恋人がいて幸せそうな様子はいいと思うし、否定も邪魔もする気はない。ただ俺自身がそういう関係性を持つのが無理なだけだ。
だからといって一人で生きていきたいと思うほど人嫌いでもないのだから、せめて厄介な縁を作らないように後腐れない相手を選んでいるんだ。そこは個性として放っておいてもらいたい。
「いやでもオレがこの店の話しするとミケちゃんにも興味津々だし、レンくんの作る焼きうどんも食べてみたいっていうし、いつかはって思うんだけど実はどうにもムラサキくんにも興味があるらしく」
「ムラサキさん?」
微妙に声のボリュームを落とされて、カウンターに一人でつまらなそうにグラスを傾けるムラサキさんを見やる。
なんでも店の話はよくしているらしく、タケさんの恋人さんは正体が謎のムラサキさんに興味を持っているそうだ。
確かにあまたの男の誘いを断るゲイバーの謎の常連客、と言うとなにか物語が始まりそうな気はする。
ただ、あくまで表面をなぞってそういう言い方をすればというだけで、絡まれる俺からしたらそんなに面白い話ではないけれど。

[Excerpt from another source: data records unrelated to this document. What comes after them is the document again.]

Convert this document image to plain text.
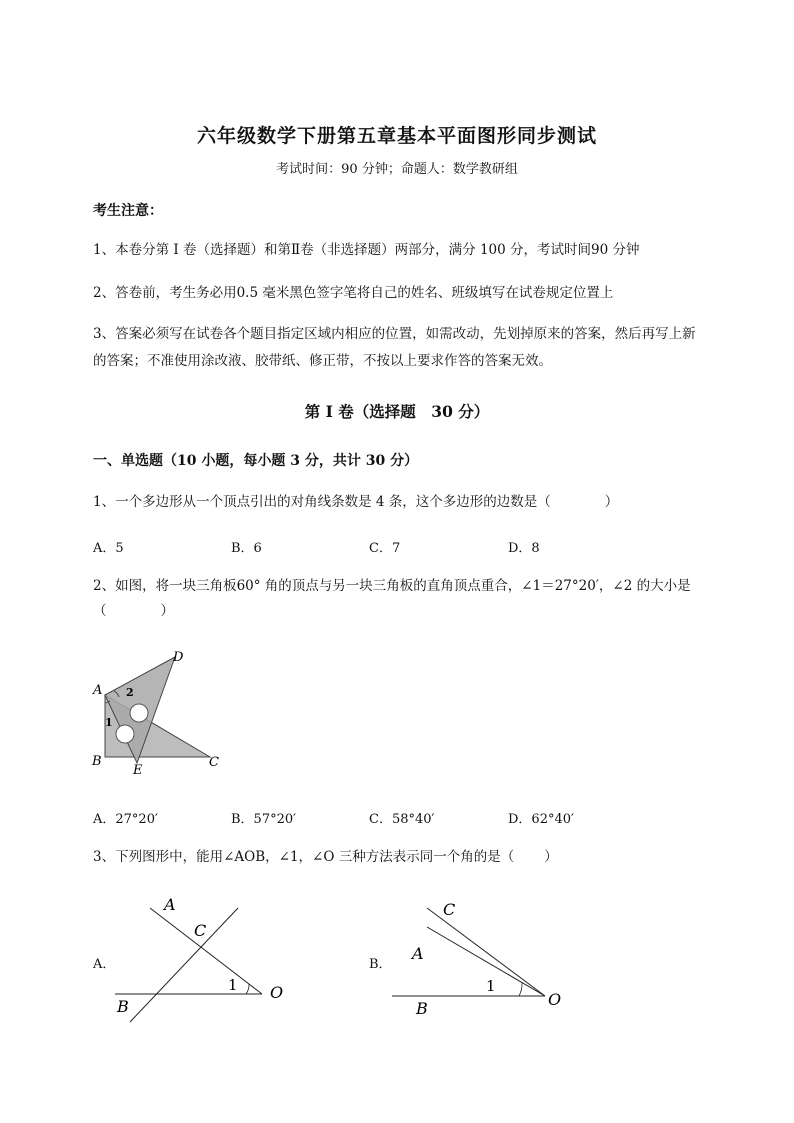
六年级数学下册第五章基本平面图形同步测试
考试时间：90 分钟；命题人：数学教研组
考生注意：
1、本卷分第 I 卷（选择题）和第Ⅱ卷（非选择题）两部分，满分 100 分，考试时间90 分钟
2、答卷前，考生务必用0.5 毫米黑色签字笔将自己的姓名、班级填写在试卷规定位置上
3、答案必须写在试卷各个题目指定区域内相应的位置，如需改动，先划掉原来的答案，然后再写上新
的答案；不准使用涂改液、胶带纸、修正带，不按以上要求作答的答案无效。
第 I 卷（选择题　30 分）
一、单选题（10 小题，每小题 3 分，共计 30 分）
1、一个多边形从一个顶点引出的对角线条数是 4 条，这个多边形的边数是（	）
A．5	B．6	C．7	D．8
2、如图，将一块三角板60° 角的顶点与另一块三角板的直角顶点重合，∠1＝27°20′，∠2 的大小是
（	）
A
D
B
E
C
2
1
A．27°20′	B．57°20′	C．58°40′	D．62°40′
3、下列图形中，能用∠AOB，∠1，∠O 三种方法表示同一个角的是（ ）
A．
A
C
B
O
1
B．
C
A
B	O
1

「取られたらたまらないからしばらくは遠慮しとこうかなと思って」
「あー確かに人のものだと欲しくなる性癖持ちもいますもんねぇ」
たとえばムラサキさんが多くの誘いを断っていたのはただ単に好みの相手がいなかったからだけで、その好みの対象が「人のもの」というのだって大いにありうる話だ。
そうなるとタケさんの、というか「誰かの恋人」というのに興味を持つかもしれない。
ない話ではないですな、と深く頷いていると、「おい」と不機嫌そうな声を投げられた。広くない店内だ。しっかりとこちらの声は届いていたらしい。まあ、本気の内緒話ではなかったけれど。
「そんな趣味ないんで勝手にそれっぽく陰口叩くのやめてもらっていいですかつまみ食いの人」
「ちょっと! その言い方だと俺が人のものにちょっかい出す奴みたいでしょ!」
「一夜だけの男ばっか求めてる人がなにを偉そうに」
「ぐぅううー……」
「ミケちゃんは本当にムラサキくんに弱いねぇ」
笑いながら頭を撫でられて、もう一言ぐらいなにか言い返そうとしたけれど、そこで入り口から新しいお客さんが顔を覗かせたから反撃を打ち切った。
だから決して俺が負けたわけじゃない。勝負を預けただけだ。